El neurólogo mencionó algo sobre “trastornos vegetativos” y “la necesidad de descansar”. Ella asentía, fingiendo escuchar. Pero solo una idea rondaba su mente: encontrar un lugar donde pudiera tumbarse y no pensar. No ser fuerte, no sonreír, no aguantar. Solo desaparecer por un día.
Afuera, el frío se había acentuado. El viento se colaba por el cuello de su chaqueta. Lucía compró un café y lo bebió a sorbos cortos, como si fuera el último resquicio de calor. Se sentó en un banco del parque, la bolsa apoyada en la pierna, la respiración nublándose en la bufanda.
Un hombre se sentó a su lado. Aparentaba poco más de cincuenta. Arrugas alrededor de los ojos, hombros cansados. Sin mirarla, dijo en voz baja:
—Hace frío. Y aun así, no tengo ganas de volver a casa.
Ni siquiera le sorprendió. Era como si hubiera leído sus pensamientos. Hablaron. Del trabajo. De la comida. De lo extraña que se había vuelto la vida. Él era vigilante nocturno en un supermercado, su esposa se había ido a vivir con su hija y, al parecer, no regresaría. Las cartas que enviaba eran cada vez más escasas. Ni siquiera las abría.
Ella trabajaba en correos. Vivía con su madre, que últimamente olvidaba nombres, fechas y hasta su propio reflejo. Por las noches, se levantaba buscando a su padre, muerto cinco años atrás. Hablaban con calma, casi con indiferencia, como si no fuera dolor lo que compartían, sino un comentario sobre el clima.
Guardaron silencio. Bebieron café. El viento agitaba los faldones de su chaqueta. Finalmente, él se levantó y, casi con timidez, dijo:
—¿Le importa que la recuerde?
—No. Solo que no me confunda con otra.
Él sonrió por primera vez.
—No lo haré. Es solo que quiero recordar que alguien más está ahí. No en el móvil. No en la tele. Sino de verdad.

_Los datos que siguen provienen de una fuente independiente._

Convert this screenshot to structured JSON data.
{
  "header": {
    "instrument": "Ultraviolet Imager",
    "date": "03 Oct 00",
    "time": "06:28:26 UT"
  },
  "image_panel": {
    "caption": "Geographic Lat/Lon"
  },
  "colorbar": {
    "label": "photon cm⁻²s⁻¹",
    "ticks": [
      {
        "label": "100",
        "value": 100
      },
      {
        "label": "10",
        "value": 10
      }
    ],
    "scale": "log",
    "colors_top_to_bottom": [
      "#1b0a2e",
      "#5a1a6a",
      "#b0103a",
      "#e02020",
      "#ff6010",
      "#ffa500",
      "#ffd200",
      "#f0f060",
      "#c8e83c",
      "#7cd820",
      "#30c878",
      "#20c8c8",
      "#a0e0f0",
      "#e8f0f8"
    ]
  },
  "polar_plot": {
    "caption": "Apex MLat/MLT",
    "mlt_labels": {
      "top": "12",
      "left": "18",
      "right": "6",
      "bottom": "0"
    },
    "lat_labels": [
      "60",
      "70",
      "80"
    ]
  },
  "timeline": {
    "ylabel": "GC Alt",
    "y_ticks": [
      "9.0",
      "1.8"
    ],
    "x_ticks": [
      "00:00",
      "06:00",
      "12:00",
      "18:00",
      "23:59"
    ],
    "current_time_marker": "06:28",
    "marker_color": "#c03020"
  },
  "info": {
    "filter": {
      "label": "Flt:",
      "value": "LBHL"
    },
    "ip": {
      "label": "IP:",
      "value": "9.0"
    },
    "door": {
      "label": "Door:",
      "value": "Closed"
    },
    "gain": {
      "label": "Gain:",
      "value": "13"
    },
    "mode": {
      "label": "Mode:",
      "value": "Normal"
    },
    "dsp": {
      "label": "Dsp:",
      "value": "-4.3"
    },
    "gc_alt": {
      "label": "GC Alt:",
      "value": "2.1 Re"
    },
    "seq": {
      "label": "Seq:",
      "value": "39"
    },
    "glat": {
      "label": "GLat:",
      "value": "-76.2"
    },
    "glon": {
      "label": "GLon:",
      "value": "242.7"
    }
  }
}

Se marchó sin volverse. Ella se quedó, siguiéndolo con la mirada hasta que el viento lo borró de su vista.
Por la noche, Pablo regresó a casa. Ella calentó la cena, le preguntó por su día. Él se encogió de hombros, absorto en el móvil. Y de repente, alzó la mirada:
—¿Y tú? ¿Cómo te ha ido?
La cuchara se detuvo en su mano. Parecía que esas cuatro palabras habían encendido algo dentro de ella. Respondió con lentitud:
—Un día más. Como todos.
Él asintió. Y no apartó la vista de inmediato. Era poco. Pero en su mundo, donde los días se sucedían como fotocopias, incluso eso tenía significado.
Y esa noche, acostada en la oscuridad, pensó: quizás alguien recordaría aquel banco, el café y el silencio en el que había cabida para la amabilidad de un desconocido.
Y con esa idea fue suficiente. No como un milagro. Sino como un ancla. Para levantarse de nuevo al día siguiente. Y salir—a uno más de esos días.